Villiers’ unwillingness to grasp complexity and her empty assurances legitimized the Leave campaign’s lack of policy on the border issue. Considered concerns and important questions expressed by former Prime Ministers such as Blair or Major were belittled and dismissed. Of David Cameron’s many egregious decisions during the campaign, the one to permit ardent Leavers to continue in ministerial post while they campaigned stands out: in the case of Northern Ireland this decision reinforced the fragile understanding and casualness of London views of the province during the campaign.
Theresa Villiers departed Belfast after the disastrous 2017 election. We now have Karen Bradley as Secretary of State. Rather than hiding, and seeking to remedy the depths of her political and historical ignorance about Northern Ireland, Bradley opted to lay them bare publicly in an interview. This action no doubt reveals much about her level of competence as a politician with an uncertain future, but it also reveals that being ignorant about Northern Ireland still doesn’t matter in a British Prime Minister’s choice about whom to send there as a Cabinet level Secretary of State. But the price is very high – recent poll results recording that close to 90% of Leavers polled believe a return to violence in Northern Ireland is a price worth paying for Brexit is just utterly, utterly frightening.
There have been warnings about threatened violence from analysts of both communities. Loyalist paramilitaries will respond if Northern Ireland has a special status distinct from the UK in the EU; nationalists warn that any sort of hard border will become a target. History suggests that such mutterings should not be dismissed lightly.

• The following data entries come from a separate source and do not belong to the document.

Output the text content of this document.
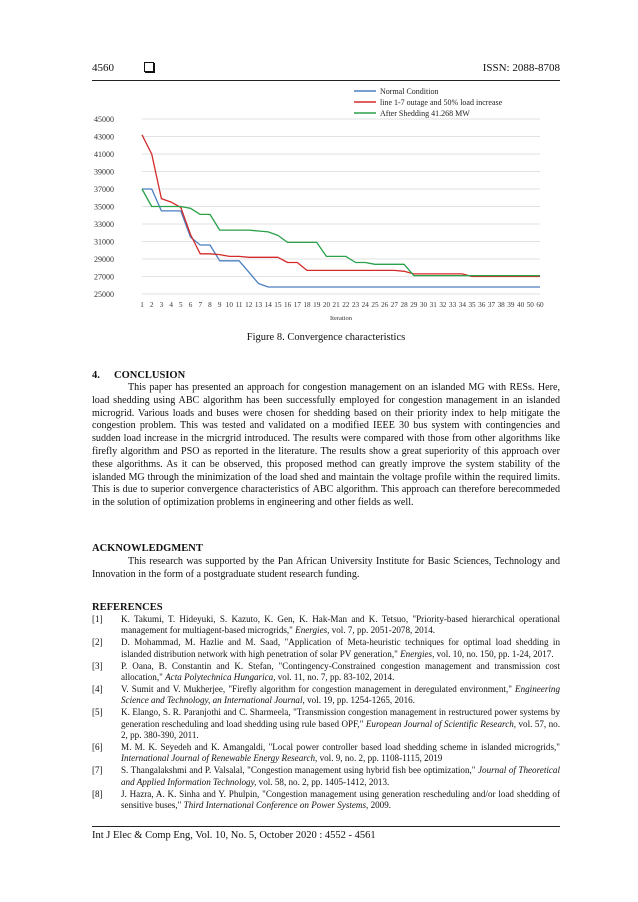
4560	ISSN: 2088-8708
25000
27000
29000
31000
33000
35000
37000
39000
41000
43000
45000
1 2 3 4 5 6 7 8 9 10 11 12 13 14 15 16 17 18 19 20 21 22 23 24 25 26 27 28 29 30 31 32 33 34 35 36 37 38 39 40 50 60
Iteration
Normal Condition
line 1-7 outage and 50% load increase
After Shedding 41.268 MW
Figure 8. Convergence characteristics
4. CONCLUSION

This paper has presented an approach for congestion management on an islanded MG with RESs. Here, load shedding using ABC algorithm has been successfully employed for congestion management in an islanded microgrid. Various loads and buses were chosen for shedding based on their priority index to help mitigate the congestion problem. This was tested and validated on a modified IEEE 30 bus system with contingencies and sudden load increase in the micrgrid introduced. The results were compared with those from other algorithms like firefly algorithm and PSO as reported in the literature. The results show a great superiority of this approach over these algorithms. As it can be observed, this proposed method can greatly improve the system stability of the islanded MG through the minimization of the load shed and maintain the voltage profile within the required limits. This is due to superior convergence characteristics of ABC algorithm. This approach can therefore berecommeded in the solution of optimization problems in engineering and other fields as well.

ACKNOWLEDGMENT

This research was supported by the Pan African University Institute for Basic Sciences, Technology and Innovation in the form of a postgraduate student research funding.

REFERENCES
[1] K. Takumi, T. Hideyuki, S. Kazuto, K. Gen, K. Hak-Man and K. Tetsuo, "Priority-based hierarchical operational management for multiagent-based microgrids," Energies, vol. 7, pp. 2051-2078, 2014.
[2] D. Mohammad, M. Hazlie and M. Saad, "Application of Meta-heuristic techniques for optimal load shedding in islanded distribution network with high penetration of solar PV generation," Energies, vol. 10, no. 150, pp. 1-24, 2017.
[3] P. Oana, B. Constantin and K. Stefan, "Contingency-Constrained congestion management and transmission cost allocation," Acta Polytechnica Hungarica, vol. 11, no. 7, pp. 83-102, 2014.
[4] V. Sumit and V. Mukherjee, "Firefly algorithm for congestion management in deregulated environment," Engineering Science and Technology, an International Journal, vol. 19, pp. 1254-1265, 2016.
[5] K. Elango, S. R. Paranjothi and C. Sharmeela, "Transmission congestion management in restructured power systems by generation rescheduling and load shedding using rule based OPF," European Journal of Scientific Research, vol. 57, no. 2, pp. 380-390, 2011.
[6] M. M. K. Seyedeh and K. Amangaldi, "Local power controller based load shedding scheme in islanded microgrids," International Journal of Renewable Energy Research, vol. 9, no. 2, pp. 1108-1115, 2019
[7] S. Thangalakshmi and P. Valsalal, "Congestion management using hybrid fish bee optimization," Journal of Theoretical and Applied Information Technology, vol. 58, no. 2, pp. 1405-1412, 2013.
[8] J. Hazra, A. K. Sinha and Y. Phulpin, "Congestion management using generation rescheduling and/or load shedding of sensitive buses," Third International Conference on Power Systems, 2009.
Int J Elec & Comp Eng, Vol. 10, No. 5, October 2020 : 4552 - 4561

Misunderstanding and ignorance of each other’s country will grow with Brexit. Few English people know much about Ireland – and why should they? Irish history is not taught in school. It is remote from their daily lives and two decades of stability has induced indifference. The EU was a forum for such knowledge to grow between the two countries but that is now lost.
One interest for whom Northern Ireland is not remote is the Irish-American community. Many American politicians including such luminaries as House Speaker Tip O’Neill, Senator George Mitchell and Presidents Bill Clinton and Barack Obama have had cause for full engagement with UK politics about Northern Ireland. Such an interest will quickly reactivate once the Brexit border reverses the two decades old trajectory to civil peace adroitly negotiated under the chairmanship of Mitchell.
However, while voters can perhaps afford to be complacent, the political class should be more alert. It is a fortunate Prime Minister who has not had to direct his or her civil servants urgently to produce potted histories and explanations of the “dreary steeples.”
Desmond King is Andrew W Mellon Professor of American Government at the University of Oxford and Professorial Fellow of Nuffield College.